I've also disabled magnification to see if that was the problem, and no, it wasn't. Whenever I go into fullscreen mode, Mini vMac 3.4.1 jumps back out immediately. Both have the advantage of accessing real HFS volumes via USB ports, i.e. I've encountered a bug in the Macintosh II emulation on macOS Sierra. Mini vMac requires a ROM image file to run. It can run old Macintosh software that otherwise couldnt be used on recent machines. Basilisk II also offers similar features, but in my experience is much more difficult to set up, is quite a bit more buggy and hasn't been updated in quite a while. Mini vMac emulates a Macintosh Plus, one of the earliest of Macintosh computers. While Sheepshaver is buggy, it does allow more versatility than Mini vMac at the moment.
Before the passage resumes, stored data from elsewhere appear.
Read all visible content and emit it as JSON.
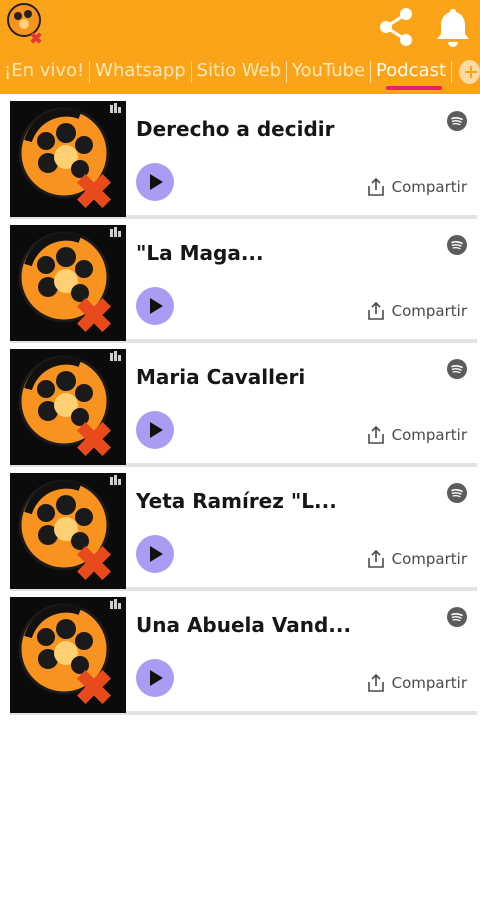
{
  "header": {
    "share_icon": "share-icon",
    "bell_icon": "bell-icon",
    "accent_color": "#fba319"
  },
  "nav": {
    "tabs": [
      "¡En vivo!",
      "Whatsapp",
      "Sitio Web",
      "YouTube",
      "Podcast"
    ],
    "active_tab": "Podcast",
    "add_icon": "plus-icon",
    "active_underline_color": "#f21b74"
  },
  "episodes": [
    {
      "title": "Derecho a decidir",
      "share_label": "Compartir"
    },
    {
      "title": "\"La Maga...",
      "share_label": "Compartir"
    },
    {
      "title": "Maria Cavalleri",
      "share_label": "Compartir"
    },
    {
      "title": "Yeta Ramírez \"L...",
      "share_label": "Compartir"
    },
    {
      "title": "Una Abuela Vand...",
      "share_label": "Compartir"
    }
  ],
  "colors": {
    "play_button": "#a99cf2",
    "card_divider": "#e2e2e2"
  }
}
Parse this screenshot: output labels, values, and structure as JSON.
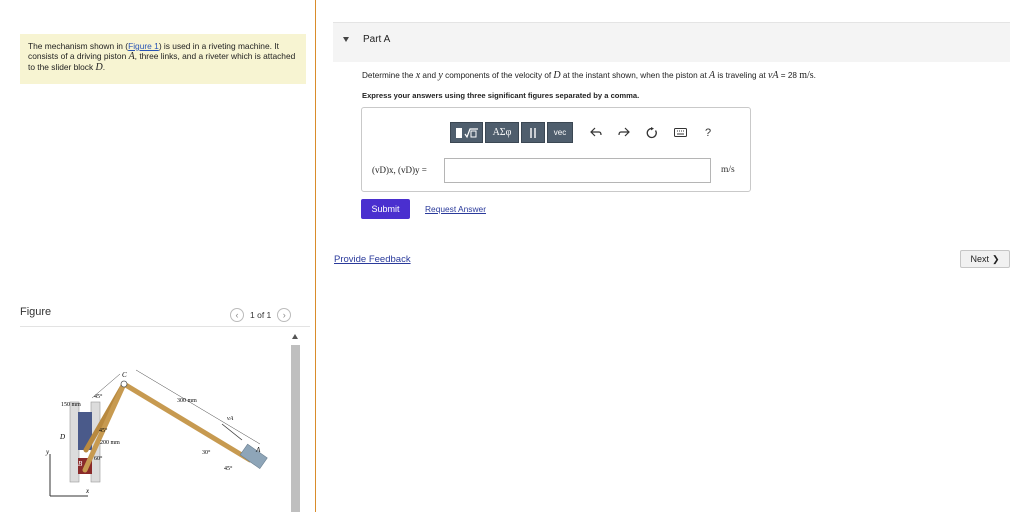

#Command line for mini vmac archive
I also use it, running OS 8.1 to open HFS+ images created under Snow Leoapard, into which I have copied compressed archive files, and copy the contents to HFS images which I then use with Mini vMac: the hands down the best vintage Mac emulator out there. This is how I set it up and use it to transfer files between Snow Leopard and an real 128K: Sheepshaver is my Mac transition emulator of choice, to keep everything within a Mac-like environment. Just hope OS X 10.7 doesn't drop HFS read too following their historical pattern in dropping support of MFS with OS 7.6 & 8. It's nice to know that works for now, until Zydeco's solution works more universally to write to HFS images. (That is the command line version of the unarchiver). Indeed not very Mac-like, but I've never had a problem with cmd-line interfaces as long as I have the commands and especially the step-by-step instructions in front of me. Thread starter TarableCode Start date Views 58,595 Replies 218.